Overview
This lecture covers core trigonometry concepts, including angle conversions, reference angles, coterminal angles, right triangle ratios, trig identities, and how to solve common trig problems without a calculator.
Angle Conversion: Degrees and Radians
- To convert degrees to radians, multiply degrees by π/180.
- To convert radians to degrees, multiply radians by 180/π.
- Example: 60° = π/3 radians.
Coterminal Angles
- Coterminal angles share the same terminal side; found by adding or subtracting 360° (or 2π radians).
- Example: 5π/8 + 2π = 21π/8 is coterminal with 5π/8.
Arc Length
- Arc length formula: Arc = angle (in radians) × radius.
- Convert angle to radians before using the formula.
Right Triangle Trigonometry
- SOHCAHTOA: Sine = Opposite/Hypotenuse, Cosine = Adjacent/Hypotenuse, Tangent = Opposite/Adjacent.
- Special triangles include 3-4-5, 5-12-13, 7-24-25, 8-15-17.
Reciprocal and Pythagorean Identities
- sec x = 1/cos x; csc x = 1/sin x; cot x = 1/tan x.
- sin²x + cos²x = 1; 1 + tan²x = sec²x; 1 + cot²x = csc²x.
Trigonometric Function Signs by Quadrant
- Quadrant I: All positive; II: sin positive; III: tan positive; IV: cos positive.
- "All Students Take Calculus" helps remember the signs.
Even and Odd Trig Functions
- sin(-x) = -sin(x); cos(-x) = cos(x).
- tan, cot, csc are odd functions; sec is even.
Cofunction Identities
- sin θ = cos(90°-θ) or cos(π/2-θ).
- tan θ = cot(90°-θ).
Reference Angles
- Quadrant II: 180° - angle; III: angle - 180°; IV: 360° - angle.
- Reference angle is always acute (0-90°).

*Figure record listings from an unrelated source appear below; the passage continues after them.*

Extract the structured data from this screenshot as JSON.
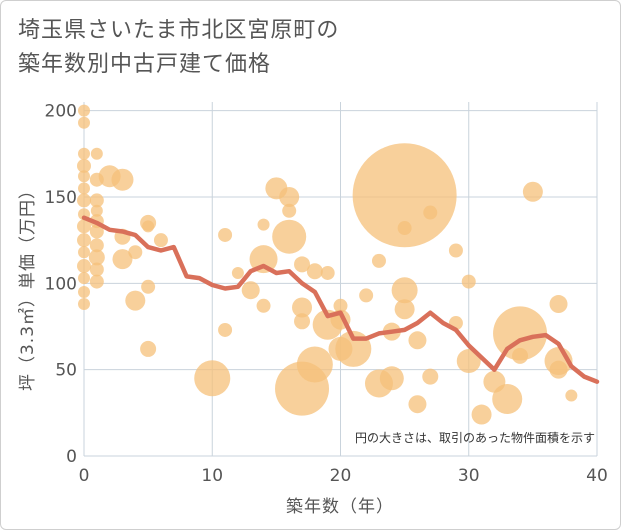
{
  "chart_data": {
    "type": "scatter",
    "title_lines": [
      "埼玉県さいたま市北区宮原町の",
      "築年数別中古戸建て価格"
    ],
    "xlabel": "築年数（年）",
    "ylabel": "坪（3.3㎡）単価（万円）",
    "note": "円の大きさは、取引のあった物件面積を示す",
    "xlim": [
      0,
      40
    ],
    "ylim": [
      0,
      205
    ],
    "xticks": [
      0,
      10,
      20,
      30,
      40
    ],
    "yticks": [
      0,
      50,
      100,
      150,
      200
    ],
    "grid": true,
    "colors": {
      "bubble": "#f5c07a",
      "line": "#d9705a",
      "grid": "#c9d3dc"
    },
    "series": [
      {
        "type": "bubble",
        "points": [
          {
            "x": 0,
            "y": 200,
            "r": 6
          },
          {
            "x": 0,
            "y": 193,
            "r": 6
          },
          {
            "x": 0,
            "y": 175,
            "r": 6
          },
          {
            "x": 0,
            "y": 168,
            "r": 7
          },
          {
            "x": 0,
            "y": 162,
            "r": 6
          },
          {
            "x": 0,
            "y": 155,
            "r": 6
          },
          {
            "x": 0,
            "y": 148,
            "r": 7
          },
          {
            "x": 0,
            "y": 140,
            "r": 6
          },
          {
            "x": 0,
            "y": 133,
            "r": 7
          },
          {
            "x": 0,
            "y": 125,
            "r": 7
          },
          {
            "x": 0,
            "y": 118,
            "r": 6
          },
          {
            "x": 0,
            "y": 110,
            "r": 7
          },
          {
            "x": 0,
            "y": 103,
            "r": 6
          },
          {
            "x": 0,
            "y": 95,
            "r": 6
          },
          {
            "x": 0,
            "y": 88,
            "r": 6
          },
          {
            "x": 1,
            "y": 175,
            "r": 6
          },
          {
            "x": 1,
            "y": 160,
            "r": 7
          },
          {
            "x": 1,
            "y": 148,
            "r": 7
          },
          {
            "x": 1,
            "y": 142,
            "r": 6
          },
          {
            "x": 1,
            "y": 136,
            "r": 7
          },
          {
            "x": 1,
            "y": 130,
            "r": 7
          },
          {
            "x": 1,
            "y": 122,
            "r": 7
          },
          {
            "x": 1,
            "y": 115,
            "r": 8
          },
          {
            "x": 1,
            "y": 108,
            "r": 7
          },
          {
            "x": 1,
            "y": 101,
            "r": 7
          },
          {
            "x": 2,
            "y": 162,
            "r": 11
          },
          {
            "x": 3,
            "y": 160,
            "r": 11
          },
          {
            "x": 3,
            "y": 127,
            "r": 8
          },
          {
            "x": 3,
            "y": 114,
            "r": 10
          },
          {
            "x": 4,
            "y": 118,
            "r": 7
          },
          {
            "x": 4,
            "y": 90,
            "r": 10
          },
          {
            "x": 5,
            "y": 135,
            "r": 8
          },
          {
            "x": 5,
            "y": 133,
            "r": 6
          },
          {
            "x": 5,
            "y": 98,
            "r": 7
          },
          {
            "x": 5,
            "y": 62,
            "r": 8
          },
          {
            "x": 6,
            "y": 125,
            "r": 7
          },
          {
            "x": 10,
            "y": 45,
            "r": 18
          },
          {
            "x": 11,
            "y": 128,
            "r": 7
          },
          {
            "x": 11,
            "y": 73,
            "r": 7
          },
          {
            "x": 12,
            "y": 106,
            "r": 6
          },
          {
            "x": 13,
            "y": 96,
            "r": 9
          },
          {
            "x": 14,
            "y": 134,
            "r": 6
          },
          {
            "x": 14,
            "y": 114,
            "r": 14
          },
          {
            "x": 14,
            "y": 87,
            "r": 7
          },
          {
            "x": 15,
            "y": 155,
            "r": 11
          },
          {
            "x": 16,
            "y": 150,
            "r": 10
          },
          {
            "x": 16,
            "y": 142,
            "r": 7
          },
          {
            "x": 16,
            "y": 127,
            "r": 17
          },
          {
            "x": 17,
            "y": 111,
            "r": 8
          },
          {
            "x": 17,
            "y": 86,
            "r": 10
          },
          {
            "x": 17,
            "y": 78,
            "r": 8
          },
          {
            "x": 17,
            "y": 39,
            "r": 27
          },
          {
            "x": 18,
            "y": 107,
            "r": 8
          },
          {
            "x": 18,
            "y": 53,
            "r": 18
          },
          {
            "x": 19,
            "y": 106,
            "r": 7
          },
          {
            "x": 19,
            "y": 76,
            "r": 15
          },
          {
            "x": 20,
            "y": 87,
            "r": 7
          },
          {
            "x": 20,
            "y": 79,
            "r": 10
          },
          {
            "x": 20,
            "y": 62,
            "r": 12
          },
          {
            "x": 21,
            "y": 62,
            "r": 18
          },
          {
            "x": 22,
            "y": 93,
            "r": 7
          },
          {
            "x": 23,
            "y": 113,
            "r": 7
          },
          {
            "x": 23,
            "y": 42,
            "r": 14
          },
          {
            "x": 24,
            "y": 72,
            "r": 9
          },
          {
            "x": 24,
            "y": 45,
            "r": 12
          },
          {
            "x": 25,
            "y": 151,
            "r": 52
          },
          {
            "x": 25,
            "y": 132,
            "r": 7
          },
          {
            "x": 25,
            "y": 96,
            "r": 13
          },
          {
            "x": 25,
            "y": 85,
            "r": 10
          },
          {
            "x": 26,
            "y": 30,
            "r": 9
          },
          {
            "x": 26,
            "y": 67,
            "r": 9
          },
          {
            "x": 27,
            "y": 141,
            "r": 7
          },
          {
            "x": 27,
            "y": 46,
            "r": 8
          },
          {
            "x": 29,
            "y": 119,
            "r": 7
          },
          {
            "x": 29,
            "y": 77,
            "r": 7
          },
          {
            "x": 30,
            "y": 101,
            "r": 7
          },
          {
            "x": 30,
            "y": 55,
            "r": 12
          },
          {
            "x": 31,
            "y": 24,
            "r": 10
          },
          {
            "x": 32,
            "y": 43,
            "r": 11
          },
          {
            "x": 33,
            "y": 33,
            "r": 15
          },
          {
            "x": 34,
            "y": 71,
            "r": 27
          },
          {
            "x": 34,
            "y": 58,
            "r": 8
          },
          {
            "x": 35,
            "y": 153,
            "r": 10
          },
          {
            "x": 37,
            "y": 88,
            "r": 9
          },
          {
            "x": 37,
            "y": 50,
            "r": 9
          },
          {
            "x": 37,
            "y": 55,
            "r": 14
          },
          {
            "x": 38,
            "y": 35,
            "r": 6
          }
        ]
      },
      {
        "type": "line",
        "points": [
          {
            "x": 0,
            "y": 138
          },
          {
            "x": 1,
            "y": 135
          },
          {
            "x": 2,
            "y": 131
          },
          {
            "x": 3,
            "y": 130
          },
          {
            "x": 4,
            "y": 128
          },
          {
            "x": 5,
            "y": 121
          },
          {
            "x": 6,
            "y": 119
          },
          {
            "x": 7,
            "y": 121
          },
          {
            "x": 8,
            "y": 104
          },
          {
            "x": 9,
            "y": 103
          },
          {
            "x": 10,
            "y": 99
          },
          {
            "x": 11,
            "y": 97
          },
          {
            "x": 12,
            "y": 98
          },
          {
            "x": 13,
            "y": 107
          },
          {
            "x": 14,
            "y": 110
          },
          {
            "x": 15,
            "y": 106
          },
          {
            "x": 16,
            "y": 107
          },
          {
            "x": 17,
            "y": 100
          },
          {
            "x": 18,
            "y": 95
          },
          {
            "x": 19,
            "y": 81
          },
          {
            "x": 20,
            "y": 83
          },
          {
            "x": 21,
            "y": 68
          },
          {
            "x": 22,
            "y": 68
          },
          {
            "x": 23,
            "y": 71
          },
          {
            "x": 24,
            "y": 72
          },
          {
            "x": 25,
            "y": 73
          },
          {
            "x": 26,
            "y": 77
          },
          {
            "x": 27,
            "y": 83
          },
          {
            "x": 28,
            "y": 77
          },
          {
            "x": 29,
            "y": 73
          },
          {
            "x": 30,
            "y": 64
          },
          {
            "x": 31,
            "y": 57
          },
          {
            "x": 32,
            "y": 50
          },
          {
            "x": 33,
            "y": 62
          },
          {
            "x": 34,
            "y": 67
          },
          {
            "x": 35,
            "y": 69
          },
          {
            "x": 36,
            "y": 70
          },
          {
            "x": 37,
            "y": 65
          },
          {
            "x": 38,
            "y": 52
          },
          {
            "x": 39,
            "y": 46
          },
          {
            "x": 40,
            "y": 43
          }
        ]
      }
    ]
  }
}
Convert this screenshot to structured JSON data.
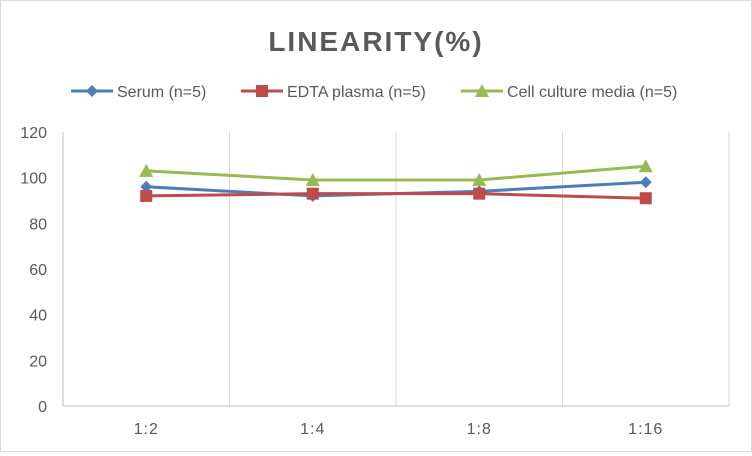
{
  "chart_data": {
    "type": "line",
    "title": "LINEARITY(%)",
    "xlabel": "",
    "ylabel": "",
    "categories": [
      "1:2",
      "1:4",
      "1:8",
      "1:16"
    ],
    "ylim": [
      0,
      120
    ],
    "yticks": [
      0,
      20,
      40,
      60,
      80,
      100,
      120
    ],
    "grid": "vertical",
    "legend_position": "top",
    "series": [
      {
        "name": "Serum (n=5)",
        "values": [
          96,
          92,
          94,
          98
        ],
        "color": "#4a7ebb",
        "marker": "diamond"
      },
      {
        "name": "EDTA plasma (n=5)",
        "values": [
          92,
          93,
          93,
          91
        ],
        "color": "#be4b48",
        "marker": "square"
      },
      {
        "name": "Cell culture media (n=5)",
        "values": [
          103,
          99,
          99,
          105
        ],
        "color": "#98b954",
        "marker": "triangle"
      }
    ]
  }
}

Unit Circle and Exact Values
- Know common reference triangles: 30-60-90 and 45-45-90.
- Cos 60° = 1/2; sin 45° = √2/2; tan 30° = √3/3.
- Use x = cos θ, y = sin θ in unit circle.
Solving Trig Problems Without Calculator
- Use identities, triangles, or unit circle to solve for exact values.
- Rationalize denominators when needed.
Key Terms & Definitions
- Coterminal Angles — Angles differing by full rotations (360° or 2π).
- Reference Angle — The smallest positive angle between the terminal side and the x-axis.
- Reciprocal Identities — Identities expressing trig functions as reciprocals (e.g., sec x = 1/cos x).
- Pythagorean Identities — Fundamental identities like sin²x + cos²x = 1.
- Cofunction Identities — Pairing of sine/cosine, tangent/cotangent, secant/cosecant based on complementary angles.
Action Items / Next Steps
- Practice converting between degrees and radians.
- Memorize special right triangles and their side ratios.
- Learn and use key trigonometric identities.
- Review the signs of trig functions in all four quadrants.
- Complete any assigned homework or practice problems on angle conversions and reference angles.